Una volta espletato lo studio di fattibilità economica e trovato il giusto equilibrio tra spesa e presunti incassi futuri, però, entrano in gioco altri fattori…

Certo, dopo l’approccio commerciale il passo successivo è agire sulle sensazioni. Diciamo che finita l’opera del matematico deve iniziare quella del poeta. Compreso cosa vuole davvero il cliente, quindi, il mio lavoro diventa la realizzazione di una scenografia capace di creare e rappresentare un’atmosfera. Il cuore del progetto, del resto, è una suggestione che va sollecitata prima nel cliente finale, che ad esempio trascorre un’ora in un ristorante di un centro commerciale ma immagina di essere in riva al mare, e poi nel committente che da queste suggestioni trae un beneficio in termini di risposta dell’utenza. Questo dover essere capaci di creare input scenografici che vadano bene ad entrambi è la vera difficoltà. Ma è solo così che un allestimento assume una veste personale ed emozionale. Un suo carattere. La bravura sta nello stimolare nel modo giusto i sensi dei nostri ospiti e dei nostri avventori attraverso colori, profumi, forme e luci”.

 

 Quali sono gli altri elementi da tenere in considerazione?

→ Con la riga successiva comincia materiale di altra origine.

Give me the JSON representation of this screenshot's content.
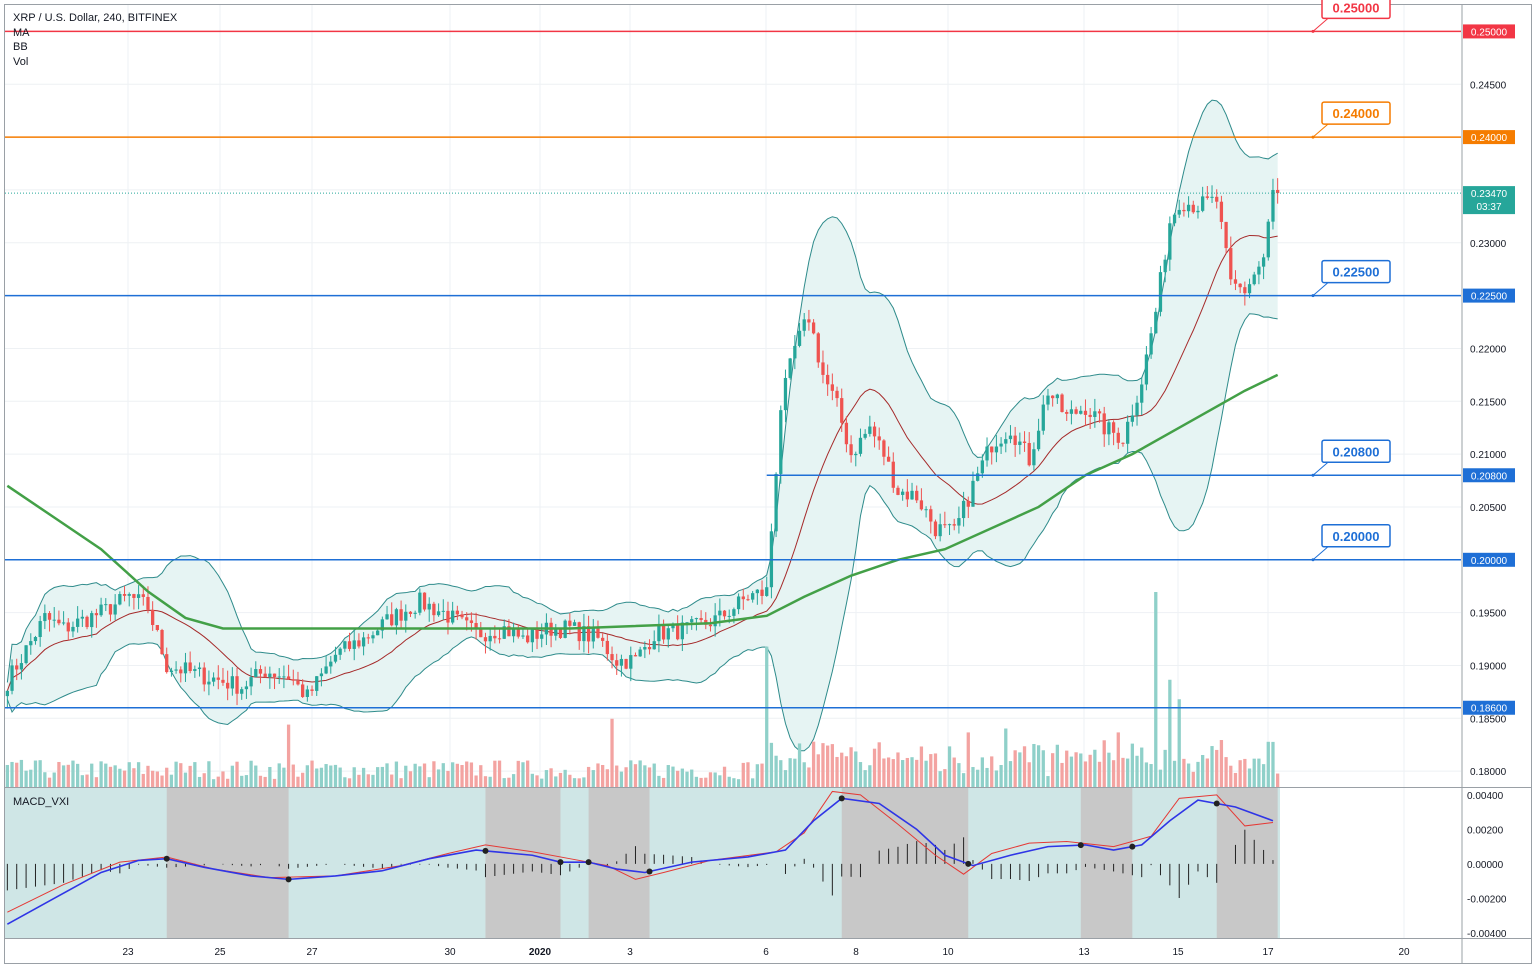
{
  "legend": {
    "symbol": "XRP / U.S. Dollar, 240, BITFINEX",
    "indicators": [
      "MA",
      "BB",
      "Vol"
    ]
  },
  "macd_label": "MACD_VXI",
  "colors": {
    "up": "#26a69a",
    "down": "#ef5350",
    "ma": "#43a047",
    "bb_fill": "#e6f4f3",
    "bb_line": "#2e8b8b",
    "bb_mid": "#a52a2a",
    "red_level": "#f23645",
    "orange_level": "#f57c00",
    "blue_level": "#1e6fd6",
    "macd_line": "#2f35e6",
    "signal_line": "#e53935",
    "macd_bg_teal": "#cfe6e6",
    "macd_bg_gray": "#c8c8c8"
  },
  "chart_data": {
    "type": "candlestick",
    "symbol": "XRP / U.S. Dollar",
    "timeframe": "240",
    "exchange": "BITFINEX",
    "x_tick_labels": [
      "23",
      "25",
      "27",
      "30",
      "2020",
      "3",
      "6",
      "8",
      "10",
      "13",
      "15",
      "17",
      "20"
    ],
    "price_axis_labels": [
      "0.24500",
      "0.23000",
      "0.22000",
      "0.21500",
      "0.21000",
      "0.20500",
      "0.19500",
      "0.19000",
      "0.18500",
      "0.18000"
    ],
    "ylim": [
      0.1785,
      0.2525
    ],
    "horizontal_levels": [
      {
        "value": 0.25,
        "label": "0.25000",
        "axis_label": "0.25000",
        "color": "red"
      },
      {
        "value": 0.24,
        "label": "0.24000",
        "axis_label": "0.24000",
        "color": "orange"
      },
      {
        "value": 0.225,
        "label": "0.22500",
        "axis_label": "0.22500",
        "color": "blue"
      },
      {
        "value": 0.208,
        "label": "0.20800",
        "axis_label": "0.20800",
        "color": "blue"
      },
      {
        "value": 0.2,
        "label": "0.20000",
        "axis_label": "0.20000",
        "color": "blue"
      },
      {
        "value": 0.186,
        "label": "",
        "axis_label": "0.18600",
        "color": "blue"
      }
    ],
    "last_price": {
      "value": "0.23470",
      "countdown": "03:37"
    },
    "price_keypoints": [
      [
        0,
        0.1885
      ],
      [
        8,
        0.1945
      ],
      [
        12,
        0.1935
      ],
      [
        20,
        0.195
      ],
      [
        26,
        0.1965
      ],
      [
        30,
        0.1955
      ],
      [
        34,
        0.19
      ],
      [
        42,
        0.189
      ],
      [
        50,
        0.188
      ],
      [
        55,
        0.1895
      ],
      [
        60,
        0.189
      ],
      [
        64,
        0.187
      ],
      [
        70,
        0.191
      ],
      [
        76,
        0.1925
      ],
      [
        82,
        0.1945
      ],
      [
        88,
        0.196
      ],
      [
        93,
        0.195
      ],
      [
        100,
        0.193
      ],
      [
        106,
        0.1935
      ],
      [
        110,
        0.1925
      ],
      [
        116,
        0.1935
      ],
      [
        120,
        0.1935
      ],
      [
        126,
        0.1925
      ],
      [
        130,
        0.1905
      ],
      [
        134,
        0.1905
      ],
      [
        138,
        0.193
      ],
      [
        146,
        0.1935
      ],
      [
        152,
        0.1945
      ],
      [
        158,
        0.1965
      ],
      [
        162,
        0.197
      ],
      [
        165,
        0.2145
      ],
      [
        168,
        0.22
      ],
      [
        171,
        0.223
      ],
      [
        174,
        0.2175
      ],
      [
        177,
        0.2145
      ],
      [
        180,
        0.21
      ],
      [
        184,
        0.2125
      ],
      [
        187,
        0.21
      ],
      [
        190,
        0.2065
      ],
      [
        194,
        0.206
      ],
      [
        198,
        0.203
      ],
      [
        202,
        0.2025
      ],
      [
        206,
        0.207
      ],
      [
        210,
        0.211
      ],
      [
        214,
        0.2125
      ],
      [
        218,
        0.2095
      ],
      [
        222,
        0.216
      ],
      [
        226,
        0.2135
      ],
      [
        230,
        0.2145
      ],
      [
        234,
        0.2125
      ],
      [
        238,
        0.2115
      ],
      [
        242,
        0.217
      ],
      [
        245,
        0.2235
      ],
      [
        248,
        0.232
      ],
      [
        250,
        0.234
      ],
      [
        254,
        0.2335
      ],
      [
        258,
        0.234
      ],
      [
        261,
        0.226
      ],
      [
        264,
        0.2255
      ],
      [
        268,
        0.2285
      ],
      [
        270,
        0.2347
      ]
    ],
    "ma_line": [
      [
        0,
        0.207
      ],
      [
        10,
        0.204
      ],
      [
        20,
        0.201
      ],
      [
        30,
        0.197
      ],
      [
        38,
        0.1945
      ],
      [
        46,
        0.1935
      ],
      [
        60,
        0.1935
      ],
      [
        80,
        0.1935
      ],
      [
        100,
        0.1935
      ],
      [
        120,
        0.1935
      ],
      [
        150,
        0.194
      ],
      [
        162,
        0.1947
      ],
      [
        170,
        0.1965
      ],
      [
        180,
        0.1985
      ],
      [
        190,
        0.2
      ],
      [
        200,
        0.201
      ],
      [
        210,
        0.203
      ],
      [
        220,
        0.205
      ],
      [
        230,
        0.208
      ],
      [
        240,
        0.21
      ],
      [
        250,
        0.2125
      ],
      [
        258,
        0.2145
      ],
      [
        264,
        0.216
      ],
      [
        271,
        0.2175
      ]
    ],
    "volume_spikes": [
      [
        162,
        0.72
      ],
      [
        245,
        1.0
      ],
      [
        250,
        0.45
      ],
      [
        248,
        0.55
      ],
      [
        129,
        0.35
      ],
      [
        60,
        0.32
      ],
      [
        237,
        0.28
      ],
      [
        205,
        0.28
      ],
      [
        213,
        0.3
      ]
    ],
    "macd": {
      "label": "MACD_VXI",
      "axis_labels": [
        "0.00400",
        "0.00200",
        "0.00000",
        "-0.00200",
        "-0.00400"
      ],
      "ylim": [
        -0.0043,
        0.0044
      ],
      "macd_line": [
        [
          0,
          -0.0035
        ],
        [
          10,
          -0.002
        ],
        [
          20,
          -0.0005
        ],
        [
          28,
          0.0002
        ],
        [
          34,
          0.0003
        ],
        [
          42,
          -0.0002
        ],
        [
          52,
          -0.0007
        ],
        [
          60,
          -0.0009
        ],
        [
          70,
          -0.0007
        ],
        [
          80,
          -0.0004
        ],
        [
          90,
          0.0003
        ],
        [
          100,
          0.0008
        ],
        [
          112,
          0.0005
        ],
        [
          118,
          0.0001
        ],
        [
          124,
          0.0001
        ],
        [
          130,
          -0.0003
        ],
        [
          136,
          -0.0005
        ],
        [
          146,
          0.0001
        ],
        [
          158,
          0.0004
        ],
        [
          166,
          0.0008
        ],
        [
          172,
          0.0025
        ],
        [
          178,
          0.0038
        ],
        [
          186,
          0.0035
        ],
        [
          194,
          0.002
        ],
        [
          200,
          0.0005
        ],
        [
          206,
          -0.0001
        ],
        [
          214,
          0.0005
        ],
        [
          222,
          0.001
        ],
        [
          230,
          0.0011
        ],
        [
          236,
          0.0008
        ],
        [
          242,
          0.0011
        ],
        [
          248,
          0.0025
        ],
        [
          254,
          0.0037
        ],
        [
          262,
          0.0033
        ],
        [
          270,
          0.0025
        ]
      ],
      "signal_line": [
        [
          0,
          -0.0028
        ],
        [
          12,
          -0.0012
        ],
        [
          24,
          0.0001
        ],
        [
          34,
          0.0004
        ],
        [
          44,
          -0.0003
        ],
        [
          56,
          -0.0008
        ],
        [
          70,
          -0.0007
        ],
        [
          84,
          -0.0001
        ],
        [
          94,
          0.0006
        ],
        [
          102,
          0.0011
        ],
        [
          112,
          0.0007
        ],
        [
          120,
          0.0003
        ],
        [
          128,
          -0.0001
        ],
        [
          134,
          -0.0009
        ],
        [
          140,
          -0.0005
        ],
        [
          150,
          0.0002
        ],
        [
          164,
          0.0007
        ],
        [
          170,
          0.0018
        ],
        [
          176,
          0.0042
        ],
        [
          182,
          0.004
        ],
        [
          190,
          0.0023
        ],
        [
          198,
          0.0005
        ],
        [
          204,
          -0.0006
        ],
        [
          210,
          0.0006
        ],
        [
          218,
          0.0012
        ],
        [
          226,
          0.0013
        ],
        [
          236,
          0.001
        ],
        [
          244,
          0.0016
        ],
        [
          250,
          0.0038
        ],
        [
          258,
          0.004
        ],
        [
          264,
          0.0022
        ],
        [
          270,
          0.0024
        ]
      ],
      "cross_points": [
        34,
        60,
        102,
        118,
        124,
        137,
        178,
        205,
        229,
        240,
        258
      ],
      "gray_zones": [
        [
          34,
          60
        ],
        [
          102,
          118
        ],
        [
          124,
          137
        ],
        [
          178,
          205
        ],
        [
          229,
          240
        ],
        [
          258,
          271
        ]
      ]
    }
  }
}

Per quanto mi riguarda innanzitutto il luogo in cui ci troviamo. Personalmente mi adatto molto al posto che ospita l’attività commerciale da realizzare e che va rispettato e assecondato. Quindi, se siamo in Toscana mi muoverò in un certo modo, se siamo in Costiera Amalfitana in un altro. Poi c’è la tipologia settoriale del locale che necessita di un design diverso anche a seconda dell’articolo o del servizio che propone.

E le problematiche che si incontrano solitamente?

Soprattutto quelle relative agli spazi e ad eventuali limitazioni strutturali ma una delle capacità del progettista sta proprio nel riuscire a trovare soluzioni ottimali con gli elementi a disposizione. Del resto siamo abituati a lavorare al centimetro, disegnando attività paragonabili ad abiti sartoriali completamente su misura.

Dunque, oltre la bellezza c’è anche l’applicazione di un grande senso di praticità?

È un valore aggiunto essenziale da apportare alla progettazione. Il nostro compito è quello di cogliere anche gli aspetti commerciali e non solo quelli estetici. Disegnare un’attività stupenda ma non funzionale non ha senso. Per questo, tecnicamente, si cerca anche di intercettare il flusso dei clienti, magari attraverso un’illuminazione accattivante che resta il vero segreto del progetto. Il suo punto di forza.

Cosa bisogna valorizzare in un negozio?

Senza dubbio l’articolo o il servizio in vendita che deve restare il vero protagonista dell’allestimento. Il locale va studiato per mettere in evidenza quello che offre e, quindi, deve avere una funzione precisa: essere una vetrina, uno scrigno che mette in risalto il suo contenuto, costituito dal cuore dell’attività.

Lei può vantare una serie di clienti molto importanti che rappresentano brand di eccellenza: come li ha conquistanti?

Servono attitudine a trovare le giuste soluzioni e concretezza, oltre all’affiancamento di un team di professionisti. Ma più di tutto è necessario costruire un percorso da fare insieme per migliorare gradualmente l’immagine di un marchio.